Credit card authentication: Use an oracle that takes the credit card information and amount of purchase and returns either a confirmation number or an error indication. The application can rely on the oracle keeping a copy of previously provided values (but not the CVV!) so the user doesn’t have to fill out the same information every time. . The non-oracle approach is for the application to bundle the information itself.
The point I’m making here is that deciding what needs to be protected is an architectural question and a bit of foresight can have a dramatic impact on threat model. You want as little exposure to untrusted users (e.g., the webapp) as possible and small changes can make big differences.
Last but not least there is one other thing that the should be protected: your reputation. Not the company’s – the developer’s. What do you say when you get a phone call from the president of the company demanding to know why the company will be the lead story on the nightly news? You can’t protect against all attacks but you don’t want to be left speechless when someone demands to know why you didn’t take basic steps to protect the system.
Okay, I kid. But there’s a far broader list than you first think.
- fumble-finged employees. We’ve all done this. They already have legitimate access.
- disgruntled employees, especially the soon-to-be-former employees. They already have legitimate access and motivation.
- script kiddies. We tend to think of them as unsophisticated but they may be running cracking tools written by experts. They’ll probably move on to easier targets if your site is reasonably secure.
- advanced persistent threats (ATP). These are the people who have a strong motivation and strong technical skills. Assume they will get in.
This list is far from exhaustive and listing additional ‘potentialattackers’ is left as an exercise for the reader.
For how long?
At the risk of being obvious there’s three broad categories
- Information or access that must be protected until a relatively soon specific date and is then open knowledge, e.g., corporate financial reports.
- Information or access that has declining value over time.

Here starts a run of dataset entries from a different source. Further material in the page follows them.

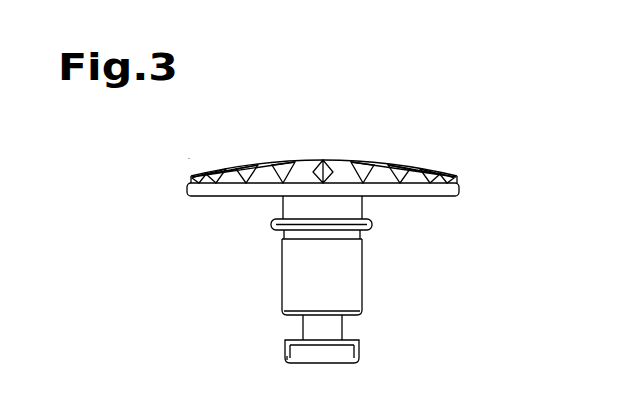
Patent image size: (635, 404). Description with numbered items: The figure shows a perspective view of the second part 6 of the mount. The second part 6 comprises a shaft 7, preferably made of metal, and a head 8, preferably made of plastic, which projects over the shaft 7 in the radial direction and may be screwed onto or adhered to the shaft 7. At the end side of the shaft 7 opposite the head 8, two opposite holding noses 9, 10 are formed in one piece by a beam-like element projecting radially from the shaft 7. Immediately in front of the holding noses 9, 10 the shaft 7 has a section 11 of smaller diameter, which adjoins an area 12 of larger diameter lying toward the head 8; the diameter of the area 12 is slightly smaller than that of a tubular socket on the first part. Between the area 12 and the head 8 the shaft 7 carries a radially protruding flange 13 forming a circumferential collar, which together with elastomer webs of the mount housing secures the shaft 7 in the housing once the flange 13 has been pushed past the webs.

The second part 6 is at (466, 133).
The shaft 7 is at (266, 268).
The head 8 is at (337, 162).
The holding nose 9 is at (358, 360).
The holding nose 10 is at (288, 347).
The section 11 is at (343, 328).
The area 12 is at (362, 274).
The flange 13 is at (372, 223).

- Information or access that must be protected forever, e.g., confidential legal and medical documents.
“Cost” is a flexible concept since there are so many indirect and inferred costs. E.g., what’s the cost in making it harder for people to do their work… or is it cheaper since the system won’t be down for days after a breach? What’s the cost of people leaving the site in frustration vs. the benefits of people not leaving the site en masse after a breach at your site made the national news?
The bottom line is that this is ultimately a non-technical question. All you can do is identify the direct and indirect concerns and let the powers-that-be make the final determination.
Putting it together
The bottom line is that the threat model is ultimately a business decision. We can provide analysis and recommendations but the ultimate decision has to come from above.
That said there are many things we can do on our own initiative. This series will address some of them.